Art lovers get a glimpse of the private collection of one of the world’s most famous artist duets when Sotheby’s auctions the works of the artists Cristo Javashev and his wife Jeanne-Claude in Paris in February.
Christo and Jeanne-Claude, professionally known by their names, gained international fame in the 1960s by draping entire buildings, bridges, island coasts and New York’s Central Park in colourful fabrics – temporary, free installations that often took years to set up and then attracted millions of visitors. After the death of Jeanne-Claude in 2009 at the age of 74, Christo piled up some 7,500 barrels of oil in an Egyptian mastaba-shaped grave that he floated in Lake Serpentine in London two years ago. Cristo died in May at the age of 84.
Christo and Jeanne-Claude during their art installation Gateway in Central Park, New York, in 2005. Photo by Wolfgang Woltz.
The succession of Cristo V. Javachev.
Over the years, the couple have accumulated a collection of more than 400 works, which they have hung from floor to ceiling in their New York home studio. Among them are works that they received as gifts or that they exchanged with other post-war artists they admire, such as Lucio Fontana, Yves Klein and Mimmo Rotella. Sotheby’s expert Simon Shaw said the sale of the estate’s works, estimated at $4 million, will be bribed by paintings and works on paper whose small scale contrasts with the couple’s oversized art.
More information about Christo and Jeanne-Claude
It is the intimate universe in which the artists lived, not their public persona, Shaw said, adding that one feeds one another. Every wall in his studio breaks down the elements we see in his practice.
The chairmanship of Jerrit Rietveld Hoge.
On a wall near the kitchen is everything from Andy Warhol’s Jackie from 1964, estimated at at least $975,000, to Klein’s monochrome painting Untitled Blue (IKB 19) from 1958, estimated at at least $375,000. On his refrigerator were a few boxes of biscuits that belonged to Warhol, one of them in the shape of a banana. It’s supposed to sell for $365.
One of the oldest and largest pieces in the auction is the Hoge Gerrit Rietveld armchair from 1919, which the couple admired during a visit to the collector Martin Visser in the Netherlands. In 1963, a collector offered them a chair in exchange for one of their emblematic works, a package. When the couple left Paris for New York in 1964 with their young son, the chair became the most prized possession of the couple, explains studio director Lorenza Giovanelli. They only brought a few suitcases, mattresses and this chair, Giovanelli said. It should sell for at least $97,500.

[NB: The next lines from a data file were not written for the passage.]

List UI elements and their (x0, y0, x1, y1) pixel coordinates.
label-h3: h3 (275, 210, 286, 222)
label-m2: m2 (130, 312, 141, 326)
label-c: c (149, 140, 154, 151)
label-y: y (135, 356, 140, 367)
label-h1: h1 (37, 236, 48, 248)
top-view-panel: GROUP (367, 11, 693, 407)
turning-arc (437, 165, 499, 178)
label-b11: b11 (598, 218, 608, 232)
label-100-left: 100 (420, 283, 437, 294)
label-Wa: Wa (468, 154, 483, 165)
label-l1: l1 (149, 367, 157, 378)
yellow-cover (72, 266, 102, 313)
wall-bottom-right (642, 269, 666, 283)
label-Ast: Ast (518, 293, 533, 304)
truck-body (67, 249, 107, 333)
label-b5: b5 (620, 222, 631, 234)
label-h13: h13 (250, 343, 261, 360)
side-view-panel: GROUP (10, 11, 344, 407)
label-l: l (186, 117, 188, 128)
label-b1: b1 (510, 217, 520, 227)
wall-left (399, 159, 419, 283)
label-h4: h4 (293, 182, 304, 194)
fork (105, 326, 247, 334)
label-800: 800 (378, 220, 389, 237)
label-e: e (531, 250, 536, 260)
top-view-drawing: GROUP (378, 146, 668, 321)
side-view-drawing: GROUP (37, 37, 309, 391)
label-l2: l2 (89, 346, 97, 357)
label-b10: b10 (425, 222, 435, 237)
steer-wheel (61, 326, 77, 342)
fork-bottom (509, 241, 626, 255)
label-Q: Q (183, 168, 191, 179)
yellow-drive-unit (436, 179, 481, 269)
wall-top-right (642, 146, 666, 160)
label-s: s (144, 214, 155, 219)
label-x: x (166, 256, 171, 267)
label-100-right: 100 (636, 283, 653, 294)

Bacon & Egg, Ice Cream & Steak from Claes Oldenburg.
Other items in the auction reveal little-known friendships between artists and contemporaries, such as Poppionier Klas Oldenburg, known for his brilliant metal sculptures of everyday objects and food in the form of soft materials such as vinyl. Although their artistic styles may seem different, Giovanelli said that the artists met when they lived side by side at the Chelsea Hotel in New York City in 1964 and then briefly had studios in the same Soho building that Christo later bought. Sales include a trio of plaster statues of ice cream, steak, bacon and eggs that Mr. Oldenburg painted in the early 1960s, which valued at least $49,000.
They were souvenirs, and each piece had a meaning, Giovanelli said about the collection.
According to Sotheby’s, the auction will also include works by Christo and Jeanne-Claude from their own careers. She said the proceeds from the auction will go to the estate, which hopes to set up an art fund. But for the time being the artist’s studio remains active, as the workers plan to install the artists’ final project, the packing of the Arc de Triomphe in Paris, next September. We promised to fix it, she said.
Christo’s latest drawing is a representation of his next posthumous project, Triumph Arch packed, which will open in September. Photo: Andre Grossman
The succession of Cristo V. Javachev.